Die Beziehung zu meinem Vater vertiefte sich in jenen Jahren. Er wurde zu meinem Halt. Er war mir zugleich Mutter und Vater. Wenn Geld von meiner Mutter kam, gingen wir gemeinsam auf den Basar, um Kleidung und Schulmaterial zu kaufen – von Kugelschreibern und Heften bis hin zu Jeans und sogar Unterwäsche. Es war mir nie peinlich, Arm in Arm mit ihm einkaufen zu gehen. Im Gegenteil: Es war ein Gefühl von Schutz. Mein Vater war ein feiner Mensch, stets sauber, gepflegt, elegant. In den Schuleinrichtungen in Biled, wo er als Hausmeister arbeitete, wurde er von den Schülern mehr respektiert als die Direktoren. Er besaß eine stille Würde, eine Präsenz, die nicht durch eine Position wirkte, sondern durch Charakter.

Damals verstand ich, dass ich kämpfen musste. Nicht nur für mich, sondern auch, um die Menschen um mich herum nicht zu enttäuschen. Der Wunsch, keine Fehler zu machen, niemanden in Verlegenheit zu bringen, zu beweisen, dass ich es kann, wurde zu einem Muster, das mich bis ins Erwachsenenalter begleitete. Lange hielt ich es für meine Stärke, ohne zu erkennen, dass es zugleich meine Last war.


Erst später begriff ich, dass der Kampf, um anderen etwas zu beweisen, mich zwar stärker gemacht hatte, doch die wahre Befreiung kam in dem Moment, in dem ich begann, für mich selbst zu kämpfen. Nicht aus Angst, nicht aus Pflichtgefühl, nicht aus dem Bedürfnis nach Anerkennung, sondern aus Überzeugung.

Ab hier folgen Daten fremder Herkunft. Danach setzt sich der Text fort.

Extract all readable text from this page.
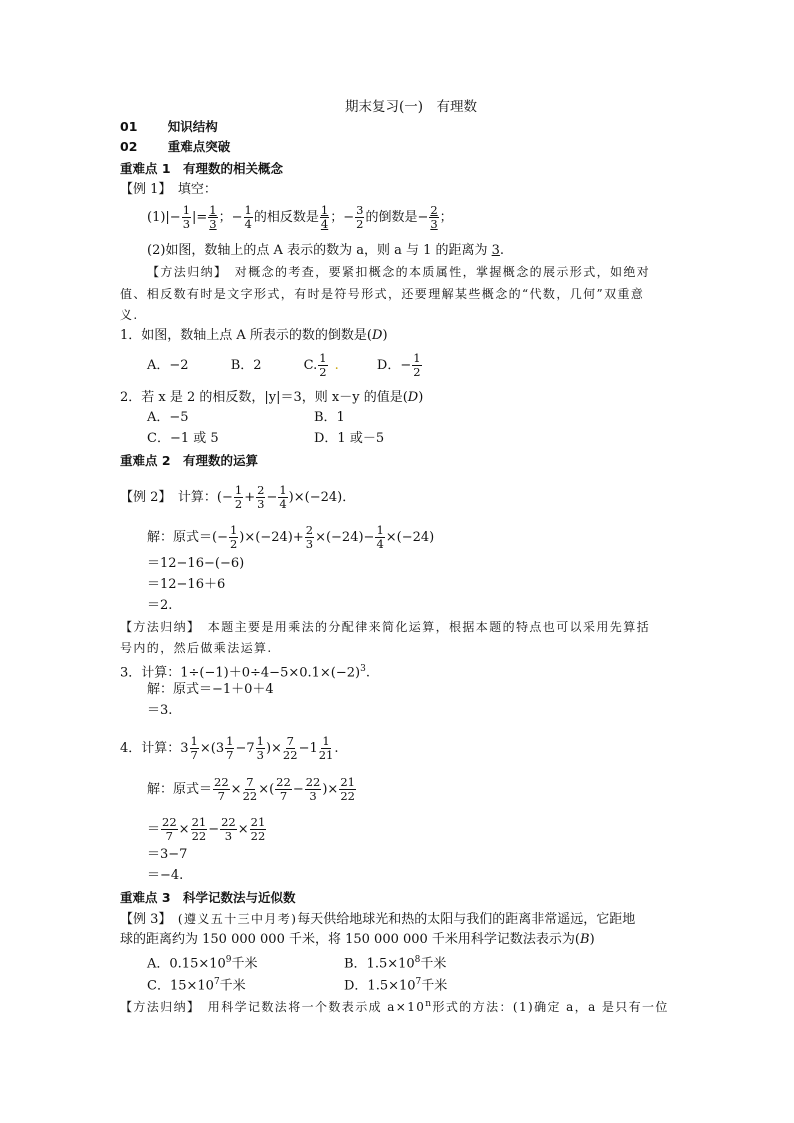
期末复习(一)　有理数
01 知识结构
02 重难点突破
重难点 1　有理数的相关概念
【例 1】　填空：
$(1)|- \frac{1}{3}$ |= $\frac{1}{3}$ ；− $\frac{1}{4}$ 的相反数是 $\frac{1}{4}$ ；− $\frac{3}{2}$ 的倒数是− $\frac{2}{3}$ ；
(2)如图，数轴上的点 A 表示的数为 a，则 a 与 1 的距离为 3.
【方法归纳】　对概念的考查，要紧扣概念的本质属性，掌握概念的展示形式，如绝对
值、相反数有时是文字形式，有时是符号形式，还要理解某些概念的“代数，几何”双重意
义.
1．如图，数轴上点 A 所表示的数的倒数是(D)
A．−2	B．2	C. $\frac{1}{2}$ .	D．− $\frac{1}{2}$
2．若 x 是 2 的相反数，|y|＝3，则 x－y 的值是(D)
A．−5	B．1
C．−1 或 5	D．1 或－5
重难点 2　有理数的运算
【例 2】　计算：(− $\frac{1}{2} + \frac{2}{3} - \frac{1}{4} )\times(-24)$．
解：原式＝(− $\frac{1}{2} )\times(-24)+ \frac{2}{3} \times(-24)- \frac{1}{4} \times(-24)$
＝12−16−(−6)
＝12−16＋6
＝2.
【方法归纳】　本题主要是用乘法的分配律来简化运算，根据本题的特点也可以采用先算括
号内的，然后做乘法运算.
3．计算：$1\div(-1)+0\div 4-5\times 0.1\times(-2)^3$.
解：原式＝−1＋0＋4
＝3.
4．计算：$3 \frac{1}{7} \times(3 \frac{1}{7} -7 \frac{1}{3}$ )× $\frac{7}{22} -1 \frac{1}{21}$ .
解：原式＝ $\frac{22}{7} \times \frac{7}{22}$ ×( $\frac{22}{7} - \frac{22}{3}$ )× $\frac{21}{22}$
＝ $\frac{22}{7} \times \frac{21}{22} - \frac{22}{3} \times \frac{21}{22}$
＝3−7
＝−4.
重难点 3　科学记数法与近似数
【例 3】　(遵义五十三中月考)每天供给地球光和热的太阳与我们的距离非常遥远，它距地
球的距离约为 150 000 000 千米，将 150 000 000 千米用科学记数法表示为(B)
A．$0.15\times 10^9$千米	B．$1.5\times 10^8$千米
C．$15\times 10^7$千米	D．$1.5\times 10^7$千米
【方法归纳】　用科学记数法将一个数表示成 $a\times 10^n$形式的方法：(1)确定 a，a 是只有一位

Ja, ich bin zu früh erwachsen geworden. Ich wurde verantwortungsbewusster, stärker und unabhängiger, als es mein Alter verlangte. Ich gab mir ein stilles Versprechen: allen zu zeigen, dass ich Wert habe. Heute weiß ich jedoch, dass Wert nicht in dem liegt, was andere über dich denken, sondern in dem, was du selbst in dir siehst und zu glauben wagst.


Und in dem Moment, in dem du aufhörst, für andere zu kämpfen, und beginnst, für dich selbst einzustehen, öffnen sich Türen, die zuvor wie zugemauert erschienen – ohne Zugang, ohne Ausweg. Die Mauern verschwinden nicht, doch du lernst, dass es Türen gibt, die du vorher nicht gesehen hast.


Hut ab vor all jenen, die das – früher oder später – erkannt haben und genau dort angekommen sind, wo sie sein sollten.